A well-known example is financial markets, where a price is not set by one individual or by a coordinated effort, but by the trading behavior of many independent people all acting in what they believe is their own best interest. Although it seems counterintuitive at first, futures markets, in which many participants trade contracts based on their beliefs about future prices, are considered to be better at predicting prices than experts who independently make projections. This is because these markets combine the knowledge, experience, and insight of thousands of people to create a projection rather than relying on a single person's perspective.

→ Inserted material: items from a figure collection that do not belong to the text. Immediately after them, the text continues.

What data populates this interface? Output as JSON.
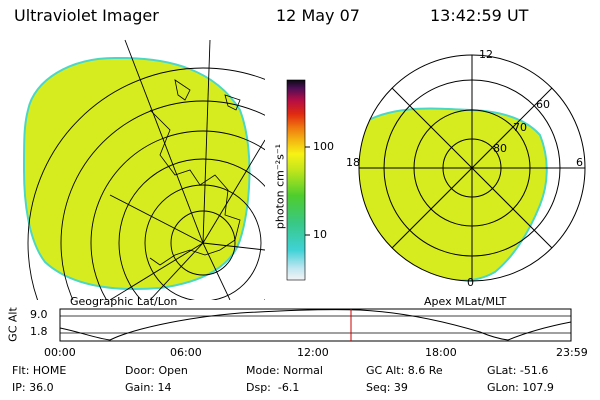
{
  "header": {
    "title": "Ultraviolet Imager",
    "date": "12 May 07",
    "time": "13:42:59 UT"
  },
  "colorbar": {
    "unit_label": "photon cm⁻²s⁻¹",
    "tick_100": "100",
    "tick_10": "10"
  },
  "left_image": {
    "caption": "Geographic Lat/Lon"
  },
  "right_image": {
    "caption": "Apex MLat/MLT",
    "mlt_labels": {
      "top": "12",
      "left": "18",
      "right": "6",
      "bottom": "0"
    },
    "mlat_labels": {
      "lat60": "60",
      "lat70": "70",
      "lat80": "80"
    }
  },
  "altitude_plot": {
    "ylabel": "GC Alt",
    "ytick_top": "9.0",
    "ytick_mid": "1.8",
    "x_ticks": [
      "00:00",
      "06:00",
      "12:00",
      "18:00",
      "23:59"
    ]
  },
  "status": {
    "row1": {
      "flt": "Flt: HOME",
      "door": "Door: Open",
      "mode": "Mode: Normal",
      "gcalt": "GC Alt: 8.6 Re",
      "glat": "GLat: -51.6"
    },
    "row2": {
      "ip": "IP: 36.0",
      "gain": "Gain: 14",
      "dsp": "Dsp:  -6.1",
      "seq": "Seq: 39",
      "glon": "GLon: 107.9"
    }
  },
  "colors": {
    "emission": "#d7ec1f",
    "emission_edge": "#4bd7c6",
    "marker": "#cc0000"
  }
}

Although methods for collective intelligence existed before the Internet, the ability to collect information from thousands or even millions of people on the Web has opened up many new possibilities. At all times, people are using the Internet for making purchases, doing research, seeking out entertainment, and building their own web sites. All of this behavior can be monitored and used to derive information without ever having to interrupt the user's intentions by asking him questions. There are a huge number of ways this information can be processed and interpreted. Here are a couple of key examples that show the contrasting approaches:
Wikipedia is an online encyclopedia created entirely from user contributions. Any page can be created or edited by anyone, and there are a small number of administrators who monitor repeated abuses. Wikipedia has more entries than any other encyclopedia, and despite some manipulation by malicious users, it is generally believed to be accurate on most subjects. This is an example of collective intelligence because each article is maintained by a large group of people and the result is an encyclopedia far larger than any single coordinated group has been able to create. The Wikipedia software does not do anything particularly intelligent with user contributions—it simply tracks the changes and displays the latest version.

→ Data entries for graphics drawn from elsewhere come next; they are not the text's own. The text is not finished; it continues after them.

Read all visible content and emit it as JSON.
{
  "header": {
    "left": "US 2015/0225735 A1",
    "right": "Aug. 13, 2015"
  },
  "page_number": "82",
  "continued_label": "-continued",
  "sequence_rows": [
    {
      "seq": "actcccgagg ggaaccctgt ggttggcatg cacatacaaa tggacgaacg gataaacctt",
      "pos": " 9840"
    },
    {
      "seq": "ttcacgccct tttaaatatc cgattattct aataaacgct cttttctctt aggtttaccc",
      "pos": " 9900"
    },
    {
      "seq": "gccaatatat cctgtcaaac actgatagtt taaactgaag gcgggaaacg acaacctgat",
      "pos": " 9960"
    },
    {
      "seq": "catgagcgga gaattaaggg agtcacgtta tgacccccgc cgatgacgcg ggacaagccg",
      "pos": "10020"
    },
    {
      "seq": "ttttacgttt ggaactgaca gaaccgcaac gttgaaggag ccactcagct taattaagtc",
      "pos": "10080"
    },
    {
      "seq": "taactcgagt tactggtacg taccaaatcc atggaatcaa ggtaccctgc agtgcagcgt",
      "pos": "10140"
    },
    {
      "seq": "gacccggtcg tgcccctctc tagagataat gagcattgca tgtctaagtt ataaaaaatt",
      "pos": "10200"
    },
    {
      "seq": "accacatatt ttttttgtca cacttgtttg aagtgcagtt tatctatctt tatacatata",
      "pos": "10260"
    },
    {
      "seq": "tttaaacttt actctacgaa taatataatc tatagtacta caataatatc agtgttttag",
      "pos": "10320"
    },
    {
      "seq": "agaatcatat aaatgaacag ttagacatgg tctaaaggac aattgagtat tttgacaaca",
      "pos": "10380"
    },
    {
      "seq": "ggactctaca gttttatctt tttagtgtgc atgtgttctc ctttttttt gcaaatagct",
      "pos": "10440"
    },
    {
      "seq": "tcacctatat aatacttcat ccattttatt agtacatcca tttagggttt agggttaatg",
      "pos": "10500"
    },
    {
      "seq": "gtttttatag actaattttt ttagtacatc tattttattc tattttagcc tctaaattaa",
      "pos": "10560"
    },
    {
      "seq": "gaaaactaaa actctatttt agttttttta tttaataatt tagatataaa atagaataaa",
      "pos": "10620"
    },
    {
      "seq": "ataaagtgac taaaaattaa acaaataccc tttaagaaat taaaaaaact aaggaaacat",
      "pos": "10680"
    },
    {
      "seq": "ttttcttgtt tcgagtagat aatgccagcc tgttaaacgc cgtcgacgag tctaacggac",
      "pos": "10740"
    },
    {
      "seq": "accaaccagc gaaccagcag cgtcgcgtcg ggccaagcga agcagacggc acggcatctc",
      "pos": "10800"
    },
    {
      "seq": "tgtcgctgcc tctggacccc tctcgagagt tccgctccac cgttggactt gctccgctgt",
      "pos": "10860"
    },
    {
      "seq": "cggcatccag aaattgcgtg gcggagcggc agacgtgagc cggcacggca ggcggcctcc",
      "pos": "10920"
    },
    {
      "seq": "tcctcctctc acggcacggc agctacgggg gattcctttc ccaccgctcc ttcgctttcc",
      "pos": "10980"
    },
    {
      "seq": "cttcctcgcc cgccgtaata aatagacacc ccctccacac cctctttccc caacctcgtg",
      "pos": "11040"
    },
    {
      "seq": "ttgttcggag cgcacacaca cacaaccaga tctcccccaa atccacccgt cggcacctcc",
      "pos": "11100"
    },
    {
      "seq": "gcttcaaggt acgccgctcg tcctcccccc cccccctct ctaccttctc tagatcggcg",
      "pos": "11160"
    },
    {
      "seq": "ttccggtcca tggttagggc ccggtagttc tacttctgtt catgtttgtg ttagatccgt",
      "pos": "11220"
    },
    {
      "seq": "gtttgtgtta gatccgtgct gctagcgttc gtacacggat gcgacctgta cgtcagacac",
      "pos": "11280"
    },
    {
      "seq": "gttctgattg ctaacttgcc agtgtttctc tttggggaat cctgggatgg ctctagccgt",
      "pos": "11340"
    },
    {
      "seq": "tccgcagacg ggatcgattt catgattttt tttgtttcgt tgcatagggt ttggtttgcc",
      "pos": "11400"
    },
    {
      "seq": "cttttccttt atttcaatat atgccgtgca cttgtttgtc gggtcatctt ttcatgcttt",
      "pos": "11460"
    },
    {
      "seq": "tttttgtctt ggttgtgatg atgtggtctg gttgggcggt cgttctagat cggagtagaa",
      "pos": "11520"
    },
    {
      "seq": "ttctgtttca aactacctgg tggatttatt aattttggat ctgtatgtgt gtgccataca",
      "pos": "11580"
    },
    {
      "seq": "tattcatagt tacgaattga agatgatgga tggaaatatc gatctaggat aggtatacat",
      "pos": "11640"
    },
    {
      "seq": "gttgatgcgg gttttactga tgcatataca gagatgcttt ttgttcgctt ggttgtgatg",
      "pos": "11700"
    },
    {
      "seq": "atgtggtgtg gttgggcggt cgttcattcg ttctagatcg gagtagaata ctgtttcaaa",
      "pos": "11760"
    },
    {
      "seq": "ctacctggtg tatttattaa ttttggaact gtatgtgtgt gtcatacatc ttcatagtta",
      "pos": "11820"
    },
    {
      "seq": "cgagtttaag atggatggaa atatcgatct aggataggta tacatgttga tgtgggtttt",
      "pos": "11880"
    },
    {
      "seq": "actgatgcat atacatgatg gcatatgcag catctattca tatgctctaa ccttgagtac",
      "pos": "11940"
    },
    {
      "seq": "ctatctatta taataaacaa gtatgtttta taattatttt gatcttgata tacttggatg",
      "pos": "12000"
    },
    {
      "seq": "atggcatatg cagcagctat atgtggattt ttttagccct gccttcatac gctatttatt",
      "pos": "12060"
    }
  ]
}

Google, mentioned earlier, is the world's most popular Internet search engine, and was the first search engine to rate web pages based on how many other pages link to them. This method of rating takes information about what thousands of people have said about a particular web page and uses that information to rank the results in a search. This is a very different example of collective intelligence. Where Wikipedia explicitly invites users of the site to contribute, Google extracts the important information from what web-content creators do on their own sites and uses it to generate scores for its users.
While Wikipedia is a great resource and an impressive example of collective intelligence, it owes its existence much more to the user base that contributes information than it does to clever algorithms in the software. This book focuses on the other end of the spectrum, covering algorithms like Google's PageRank, which take user data and perform calculations to create new information that can enhance the user experience. Some data is collected explicitly, perhaps by asking people to rate things, and some is collected casually, for example by watching what people buy. In both cases, the important thing is not just to collect and display the information, but to process it in an intelligent way and generate new information.
This book will show you ways to collect data through open APIs, and it will cover a variety of machine-learning algorithms and statistical methods. This combination will allow you to set up collective intelligence methods on data collected from your own applications, and also to collect and experiment with data from other places.